The reason all this river trivia is important is that Dan and I grew up in that small area of farm land between the two rivers as they approach Junction City with Dan living closer to the Smoky and I the Republican. Milford Lake lies within a mile of my home place. It did not start filling until we were in our early 20s so we remember the valley before the lake was built well. It is late so I will write more about the “land down under” tomorrow.

Sunday, January 23, 2005

RE: parasitoids

On Saturday I posted a picture of the seemingly beautiful cecropia parasitoid and I wanted to touch back on this subject before the busy week started.

I asked the question: who IS this guy? As I understand, a homeless female parasite latches on a caterpillar and then her babies are reared in the cocoon this caterpillar makes that will eventually turn into the silkmoth hence, cecropia (silkmoth) parasitoid. This sounds bad, and it is for the hapless silkmoth who is providing free room and board not to mention its life. However, it may not be, at least not always.

As it turns out, this is a very interesting subject. In an article by Dr. George Jeff Boettner, Entomology Dept., UMASS-Amherst entitled "When Biodiversity meets Biocontrol:The Thin Green Line Between Insect Conservation and Insect Control," Dr. Boettner

addresses insect conservation vs. insect control and the role that parasitoids or “hyper parasitoids” (just because you are a parasitoid, doesn’t mean there isn’t some hyper guy out for you) and chemical control can sometimes play in the balance.

An amazing fact is the mortality rate in the insect world. How many of 500 eggs that will eventually become Monarch butterflies need to survive to maintain the species? On the other hand, when female gypsy moths lay 500 eggs in their lifetime, how many must be eliminated to prevent major damage?

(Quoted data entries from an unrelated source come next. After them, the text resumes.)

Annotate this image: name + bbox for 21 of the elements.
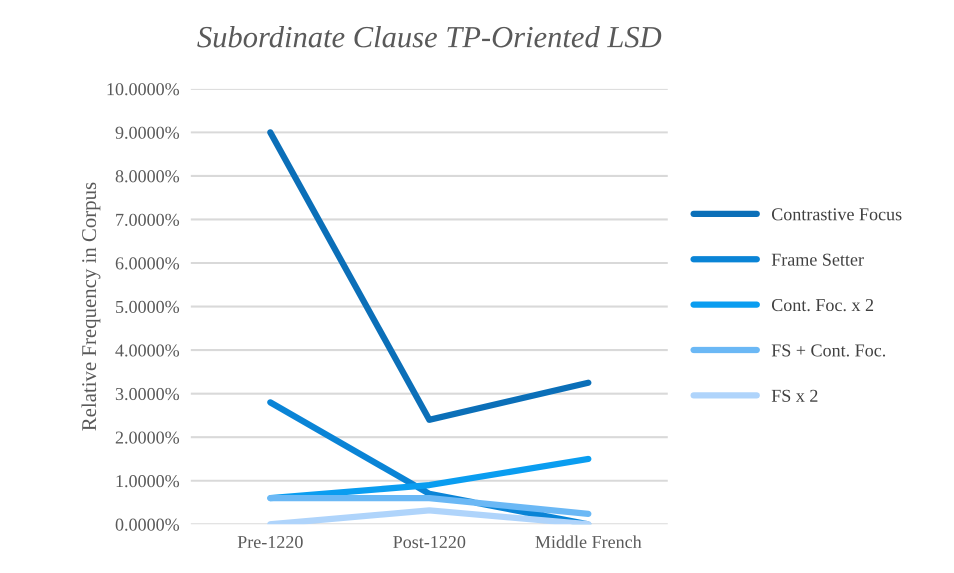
y-tick-label: 3.0000% <box>116 388 180 400</box>
y-tick-label: 0.0000% <box>116 518 180 531</box>
y-tick-label: 8.0000% <box>116 170 180 182</box>
legend-label: Contrastive Focus <box>772 208 902 220</box>
y-tick-label: 9.0000% <box>116 126 180 139</box>
y-axis-title: Relative Frequency in Corpus <box>81 182 100 431</box>
x-tick-label: Pre-1220 <box>238 536 303 548</box>
x-tick-label: Middle French <box>535 535 642 548</box>
y-tick-label: 6.0000% <box>116 257 180 270</box>
y-tick-label: 2.0000% <box>116 431 180 444</box>
x-tick-label: Post-1220 <box>393 536 466 548</box>
legend-label: FS x 2 <box>772 390 818 402</box>
legend-label: Cont. Foc. x 2 <box>772 298 874 312</box>
legend-label: Frame Setter <box>772 254 864 266</box>
legend-label: FS + Cont. Foc. <box>772 344 886 357</box>
chart-title: Subordinate Clause TP-Oriented LSD <box>197 26 662 48</box>
y-tick-label: 4.0000% <box>115 344 180 357</box>
y-tick-label: 5.0000% <box>116 300 180 314</box>
y-tick-label: 1.0000% <box>116 475 180 488</box>
y-tick-label: 10.0000% <box>108 83 180 96</box>
y-tick-label: 7.0000% <box>116 214 180 226</box>
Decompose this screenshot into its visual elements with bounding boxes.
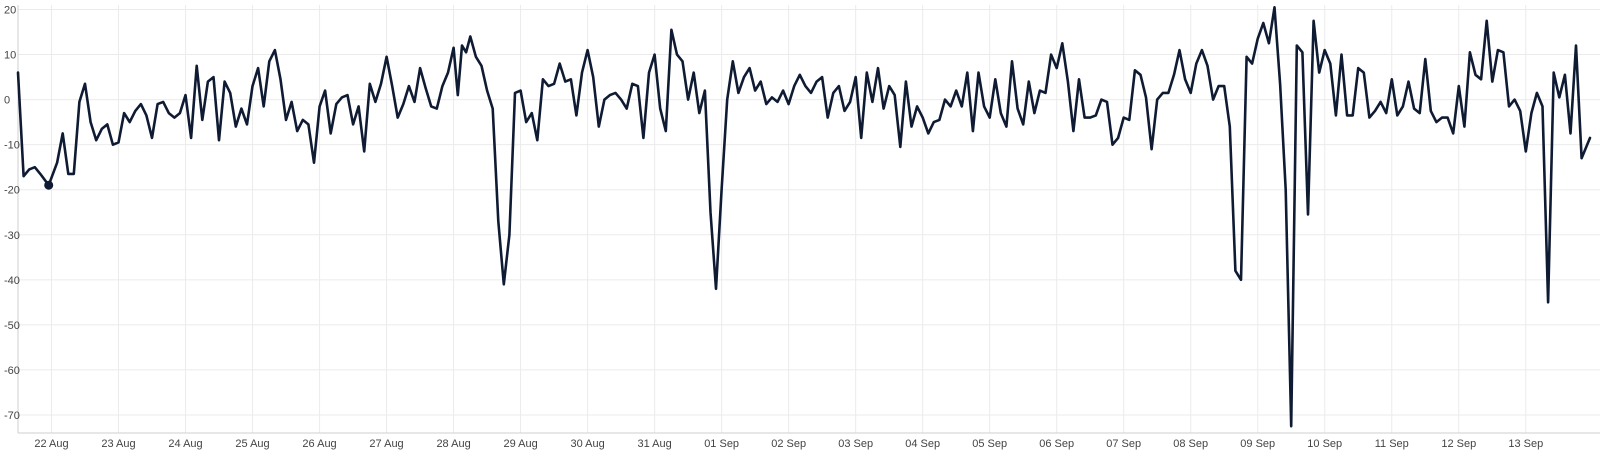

In the butterfly 500 egg example, if the Monarch butterfly maintains a 99.2% survival rate, that butterfly would double every year (providing the right male & females live) and we would all have ample opportunity to see these lovely creatures.

On the other hand, to quote Dr. Boettner:

In the second conservation example involving pest control, we need to maintain mortality between 99.7% (starting to decline) and 100% (local extinction) or we will soon be fired or replaced. With species such as the
gypsy moth which can outbreak at millions of caterpillars per hectare, it might look and feel as if we are killing a lot of caterpillars by averaging 90% mortality; however, if the population has a 50/50 sex ratio, it is increasing 25 fold per year. In other words, if we maintain 90% mortality …, in five summers the population could be nearing 10 million critters! The “big difference” between insect conservation and insect control … is a mere fraction --1/2 of one percent -- of total mortality. Both insect conservationists and insect pest control workers are walking a very thin, green line around population stability.

My guess is that my brother and nephew who farm as well as my son-in-law who sells farm chemicals would view this article differently than biologists such as Drs. Jeff and Chip—or maybe not.